The woman was 35-year-old Ashli Babbitt, a California native and Air Force veteran, her former husband told The Washington Post. Before her death in the Capitol, she had used her social media to express fervent support for President Trump and echo many of the president’s conspiracy theories and false claims of mass voter fraud.
Police have not yet confirmed Babbitt’s identity or confirmed details about how she was shot. The woman was shot by U.S. Capitol Police, D.C. Police Chief Robert J. Contee III told reporters on Wednesday.
Babbitt, a native of San Diego, served in Afghanistan and Iraq in the Air Force before other deployments with the National Guard to Kuwait and Qatar, ex-husband Timothy McEntee told The Post. McEntee and Babbitt met in the Air Force and were married for 14 years, before splitting in May 2019.
McEntee, who did not know Babbitt had traveled to D.C. for the protests, was shocked by the news of her death and described her as smart and strong-willed.

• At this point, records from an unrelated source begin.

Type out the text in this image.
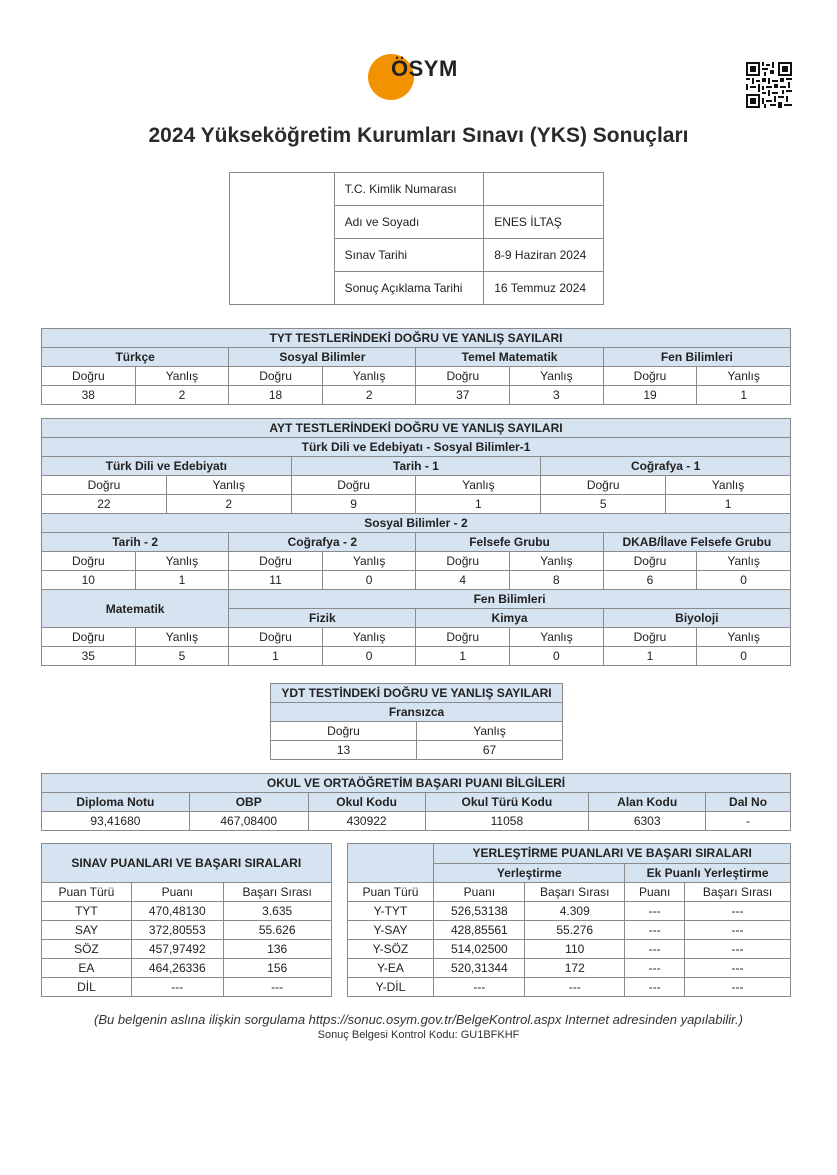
ÖSYM
2024 Yükseköğretim Kurumları Sınavı (YKS) Sonuçları
	T.C. Kimlik Numarası	
	Adı ve Soyadı	ENES İLTAŞ
	Sınav Tarihi	8-9 Haziran 2024
	Sonuç Açıklama Tarihi	16 Temmuz 2024
TYT TESTLERİNDEKİ DOĞRU VE YANLIŞ SAYILARI							
Türkçe		Sosyal Bilimler		Temel Matematik		Fen Bilimleri	
Doğru	Yanlış	Doğru	Yanlış	Doğru	Yanlış	Doğru	Yanlış
38	2	18	2	37	3	19	1
AYT TESTLERİNDEKİ DOĞRU VE YANLIŞ SAYILARI											
Türk Dili ve Edebiyatı - Sosyal Bilimler-1											
Türk Dili ve Edebiyatı				Tarih - 1				Coğrafya - 1			
Doğru		Yanlış		Doğru		Yanlış		Doğru		Yanlış	
22		2		9		1		5		1	
Sosyal Bilimler - 2											
Tarih - 2			Coğrafya - 2			Felsefe Grubu			DKAB/İlave Felsefe Grubu		
Doğru	Yanlış		Doğru		Yanlış	Doğru	Yanlış		Doğru		Yanlış
10	1		11		0	4	8		6		0
Matematik			Fen Bilimleri								
			Fizik			Kimya			Biyoloji		
Doğru	Yanlış		Doğru		Yanlış	Doğru	Yanlış		Doğru		Yanlış
35	5		1		0	1	0		1		0
YDT TESTİNDEKİ DOĞRU VE YANLIŞ SAYILARI	
Fransızca	
Doğru	Yanlış
13	67
OKUL VE ORTAÖĞRETİM BAŞARI PUANI BİLGİLERİ					
Diploma Notu	OBP	Okul Kodu	Okul Türü Kodu	Alan Kodu	Dal No
93,41680	467,08400	430922	11058	6303	-
SINAV PUANLARI VE BAŞARI SIRALARI					YERLEŞTİRME PUANLARI VE BAŞARI SIRALARI			
					Yerleştirme		Ek Puanlı Yerleştirme	
Puan Türü	Puanı	Başarı Sırası		Puan Türü	Puanı	Başarı Sırası	Puanı	Başarı Sırası
TYT	470,48130	3.635		Y-TYT	526,53138	4.309	---	---
SAY	372,80553	55.626		Y-SAY	428,85561	55.276	---	---
SÖZ	457,97492	136		Y-SÖZ	514,02500	110	---	---
EA	464,26336	156		Y-EA	520,31344	172	---	---
DİL	---	---		Y-DİL	---	---	---	---
(Bu belgenin aslına ilişkin sorgulama https://sonuc.osym.gov.tr/BelgeKontrol.aspx Internet adresinden yapılabilir.)
Sonuç Belgesi Kontrol Kodu: GU1BFKHF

“I feel absolutely terrible and sick to my stomach about it,” he wrote in a text message. “She was never afraid to speak her mind and in a way this was her way of speaking her mind (going to the rally).”
McEntee said Babbitt had remarried and owned a pool supply company with her husband, Aaron Babbitt.

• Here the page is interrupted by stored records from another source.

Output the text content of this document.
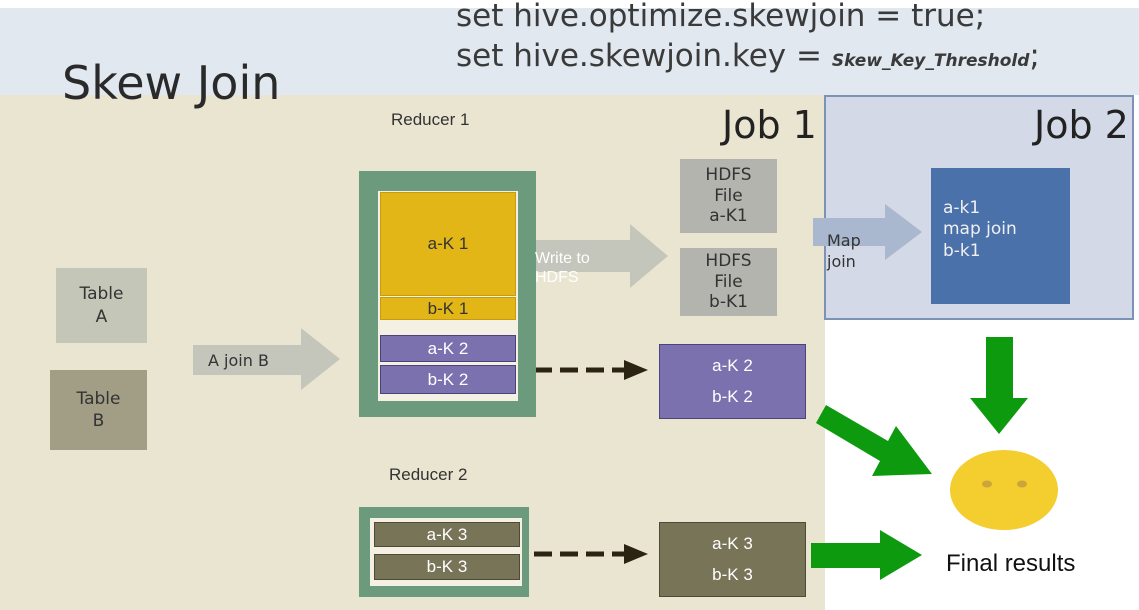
set hive.optimize.skewjoin = true;
set hive.skewjoin.key = Skew_Key_Threshold;
Skew Join
Job 1	Job 2
A join B
Table
A
Table
B
Reducer 1
a-K 1
b-K 1
a-K 2
b-K 2
Write to
HDFS
HDFS
File
a-K1
HDFS
File
b-K1
Map
join
a-k1
map join
b-k1
a-K 2
b-K 2
Reducer 2
a-K 3
b-K 3
a-K 3
b-K 3	Final results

Babbitt’s mother-in-law told WTTG, which did not identify her by name, that her son did not accompany Babbitt to Washington.

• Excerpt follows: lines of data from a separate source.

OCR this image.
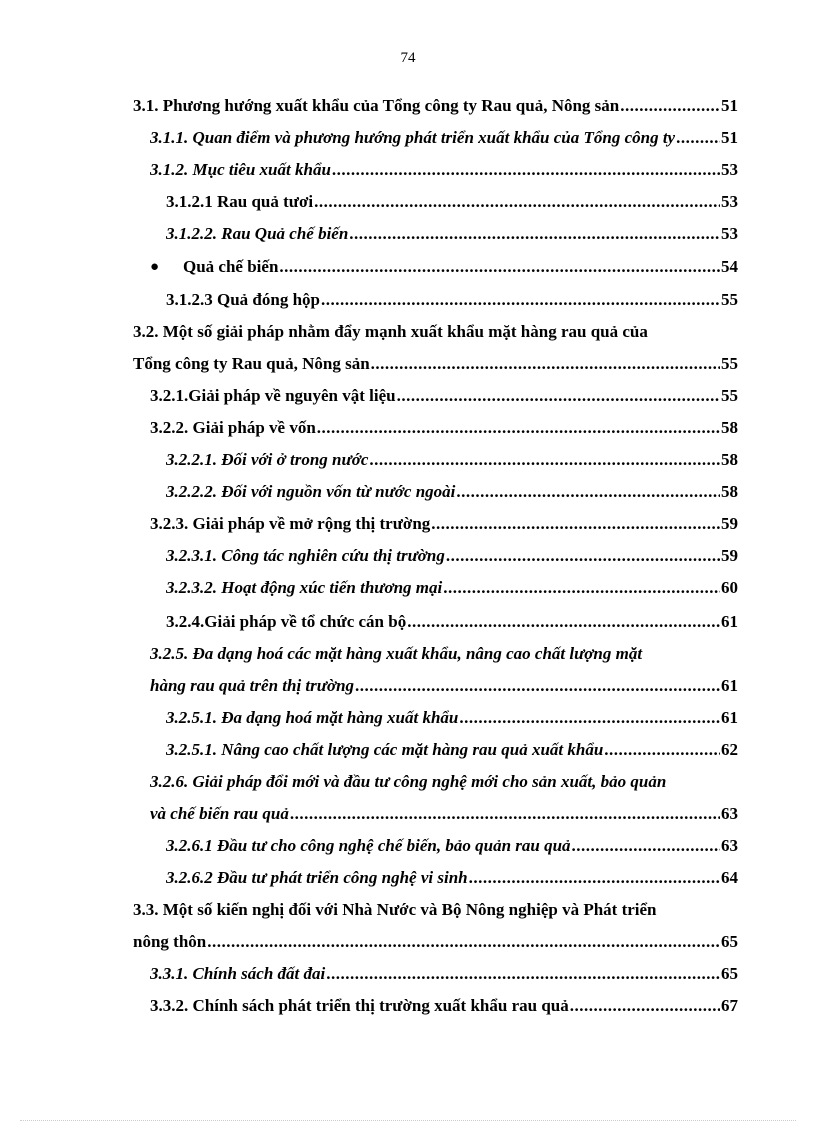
74
3.1. Phương hướng xuất khẩu của Tổng công ty Rau quả, Nông sản .....	51
3.1.1. Quan điểm và phương hướng phát triển xuất khẩu của Tổng công ty .....	51
3.1.2. Mục tiêu xuất khẩu .....	53
3.1.2.1 Rau quả tươi .....	53
3.1.2.2. Rau Quả chế biến .....	53
● Quả chế biến .....	54
3.1.2.3 Quả đóng hộp .....	55
3.2. Một số giải pháp nhằm đẩy mạnh xuất khẩu mặt hàng rau quả của
Tổng công ty Rau quả, Nông sản .....	55
3.2.1.Giải pháp về nguyên vật liệu .....	55
3.2.2. Giải pháp về vốn .....	58
3.2.2.1. Đối với ở trong nước .....	58
3.2.2.2. Đối với nguồn vốn từ nước ngoài .....	58
3.2.3. Giải pháp về mở rộng thị trường .....	59
3.2.3.1. Công tác nghiên cứu thị trường .....	59
3.2.3.2. Hoạt động xúc tiến thương mại .....	60
3.2.4.Giải pháp về tổ chức cán bộ .....	61
3.2.5. Đa dạng hoá các mặt hàng xuất khẩu, nâng cao chất lượng mặt
hàng rau quả trên thị trường .....	61
3.2.5.1. Đa dạng hoá mặt hàng xuất khẩu .....	61
3.2.5.1. Nâng cao chất lượng các mặt hàng rau quả xuất khẩu .....	62
3.2.6. Giải pháp đổi mới và đầu tư công nghệ mới cho sản xuất, bảo quản
và chế biến rau quả .....	63
3.2.6.1 Đầu tư cho công nghệ chế biến, bảo quản rau quả .....	63
3.2.6.2 Đầu tư phát triển công nghệ vi sinh .....	64
3.3. Một số kiến nghị đối với Nhà Nước và Bộ Nông nghiệp và Phát triển
nông thôn .....	65
3.3.1. Chính sách đất đai .....	65
3.3.2. Chính sách phát triển thị trường xuất khẩu rau quả .....	67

“I really don’t know why she decided to do this,” she said.
In an interview with San Diego station KUSI, Babbitt’s husband said she was a passionate Trump supporter. McEntee echoed those sentiments, adding that she was “very loud and opinionated, but caring, sweet, thoughtful, loving.”
“You would never forget meeting her,” he wrote.
On social media, Babbitt recorded combative videos about immigration policy, while expressing her support for a border wall. In early September, she tweeted a picture from a Trump boat parade in San Diego wearing a shirt that said, “We are Q,” referring to QAnon, the far-right conspiracy theory. The tweet also included the hashtag “#WWG1WGA,” an acronym used by supporters who believe in the claims that Trump was battling a group of “deep state” child abusers.
Babbitt also retweeted messages calling for Vice President Pence to resign and be charged with treason, videos of Trump rallies and photos of the president’s supporters flying to D.C. for the protests.
In one of her final posts, she responded to a tweet saying many flights to D.C. were canceled because of weather. “The entire world is corrupt,” the person said.
In response, Babbitt wrote: “Nothing will stop us … they can try and try and try but the storm is here and it is descending upon DC in less than 24 hours … dark to light!”